Galapagos has extremely important importance not only from ecological point of view, but from the scientific point of view since this beautiful island with many of its unique species helped Darwin's theory of evolution. Today many years after Darwin came to this wonderful island, many of its unique species are threatened with extinction, mainly because of introduction of many species that were introduced here by humans.
Feral goats, cats, dogs, donkeys and many invasive plants and insects have become great threat to islands' native species. All these new species are quick to reproduce and they are showing no mercy for native species. Because of this, many native species have become nothing but an easy prey to these new species, and native species have hard time adapting to these new conditions since they didn't have any natural predators before these new species were introduced.
Plants like guava, blackberry, various citrus and many other introduced plants (estimations say about 700 ) invade large areas, and they have already killed many endemic species on San Cristobal, Floreana, Isabela and Santa Cruz.

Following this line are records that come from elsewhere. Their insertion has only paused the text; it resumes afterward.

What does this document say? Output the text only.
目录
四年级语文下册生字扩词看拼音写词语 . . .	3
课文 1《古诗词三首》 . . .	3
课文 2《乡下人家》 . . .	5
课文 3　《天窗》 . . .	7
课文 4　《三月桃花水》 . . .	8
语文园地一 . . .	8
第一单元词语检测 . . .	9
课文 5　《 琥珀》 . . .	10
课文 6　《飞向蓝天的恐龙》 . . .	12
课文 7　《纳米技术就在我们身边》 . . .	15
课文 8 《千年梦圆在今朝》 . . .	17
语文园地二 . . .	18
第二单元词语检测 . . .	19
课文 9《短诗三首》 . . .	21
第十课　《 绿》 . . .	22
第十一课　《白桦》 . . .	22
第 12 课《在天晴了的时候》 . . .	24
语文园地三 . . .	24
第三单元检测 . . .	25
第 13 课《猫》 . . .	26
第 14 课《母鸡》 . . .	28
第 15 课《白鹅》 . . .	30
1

Introduced dogs and cats are destroying bird nests and marine turtles, endangering many unique species that live only in this part of the world. Pigs destroy unique plants in their search for insects and infamous black rat attacks young Galápagos tortoises when they leave the nest, on such level that on some parts of the island there are only adults left. There were also lots of goats introduced to this island (in one period) above 30,000, but thankfully their number is significantly decreasing.

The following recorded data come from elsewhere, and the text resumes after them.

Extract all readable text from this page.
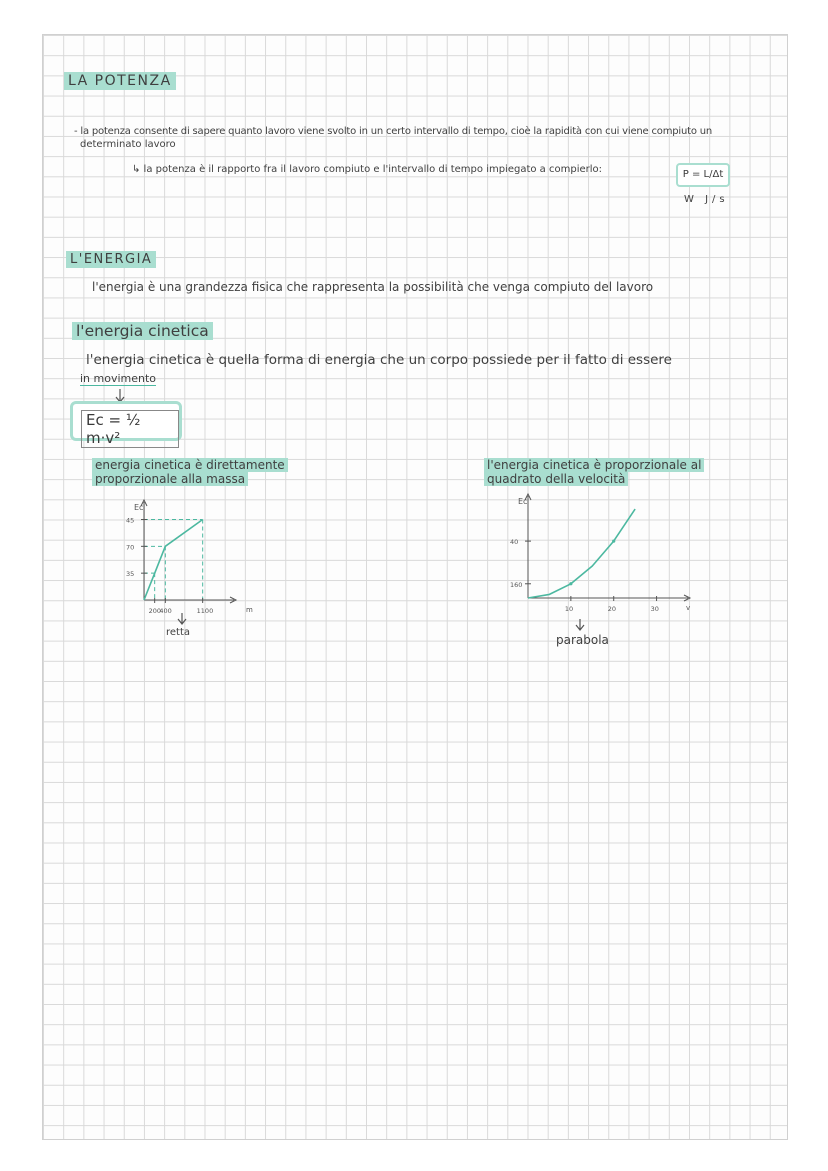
LA POTENZA
- la potenza consente di sapere quanto lavoro viene svolto in un certo intervallo di tempo, cioè la rapidità con cui viene compiuto un
determinato lavoro
↳ la potenza è il rapporto fra il lavoro compiuto e l'intervallo di tempo impiegato a compierlo:	P = L/Δt
W J/s
L'ENERGIA
l'energia è una grandezza fisica che rappresenta la possibilità che venga compiuto del lavoro
l'energia cinetica
l'energia cinetica è quella forma di energia che un corpo possiede per il fatto di essere
in movimento
Ec = ½ m·v²
energia cinetica è direttamente
proporzionale alla massa
l'energia cinetica è proporzionale al
quadrato della velocità
Ec
m
35
70
45
200
400	1100
retta
Ec
v
40
160
10	20	30
parabola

Poultry farming on the inhabited islands is also major reason for concern as domestic chickens and other birds could introduce diseases in many endemic bird species that live here. These birds haven't developed immunity for some of these diseases so even some disease that is almost harmful to chickens could cause extinction of many of these exotic species.

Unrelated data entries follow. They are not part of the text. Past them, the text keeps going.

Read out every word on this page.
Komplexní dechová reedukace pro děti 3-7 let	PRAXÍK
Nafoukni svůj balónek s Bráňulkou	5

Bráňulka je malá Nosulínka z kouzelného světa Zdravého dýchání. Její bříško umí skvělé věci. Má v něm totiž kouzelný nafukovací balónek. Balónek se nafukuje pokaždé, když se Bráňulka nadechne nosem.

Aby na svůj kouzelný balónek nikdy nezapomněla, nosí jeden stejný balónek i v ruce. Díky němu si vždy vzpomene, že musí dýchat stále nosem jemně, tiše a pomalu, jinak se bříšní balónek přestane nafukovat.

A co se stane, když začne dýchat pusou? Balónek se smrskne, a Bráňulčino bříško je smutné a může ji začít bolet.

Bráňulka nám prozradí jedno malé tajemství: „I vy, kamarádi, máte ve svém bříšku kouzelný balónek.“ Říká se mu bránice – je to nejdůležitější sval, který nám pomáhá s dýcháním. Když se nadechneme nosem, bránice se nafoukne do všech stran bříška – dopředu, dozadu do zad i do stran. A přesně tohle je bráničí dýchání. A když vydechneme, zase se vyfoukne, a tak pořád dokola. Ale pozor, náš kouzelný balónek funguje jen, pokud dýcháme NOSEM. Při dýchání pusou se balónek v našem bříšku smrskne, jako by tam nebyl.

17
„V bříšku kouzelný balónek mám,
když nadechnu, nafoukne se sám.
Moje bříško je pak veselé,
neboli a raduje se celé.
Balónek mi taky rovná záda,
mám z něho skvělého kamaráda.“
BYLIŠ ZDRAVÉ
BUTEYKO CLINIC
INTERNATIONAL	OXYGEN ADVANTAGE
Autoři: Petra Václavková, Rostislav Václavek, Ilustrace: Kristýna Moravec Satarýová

Marine life is also under great threat, mainly because of illegal fishing and as human population grows there's also the development problem that threatens both land and sea species. Tourists aren't helping either , since tourism is causing rapid growth of human population on some islands, and with lots of people there's lot of problems.
Ecologists are helpless because they're making significant progress only on inhabited areas, while they're heavily losing battle with fast-growing human population on many Galapagos islands. There has been some success in battle against some of many invading species, but against most invading species of them all-humans, success isn't very likely to happen.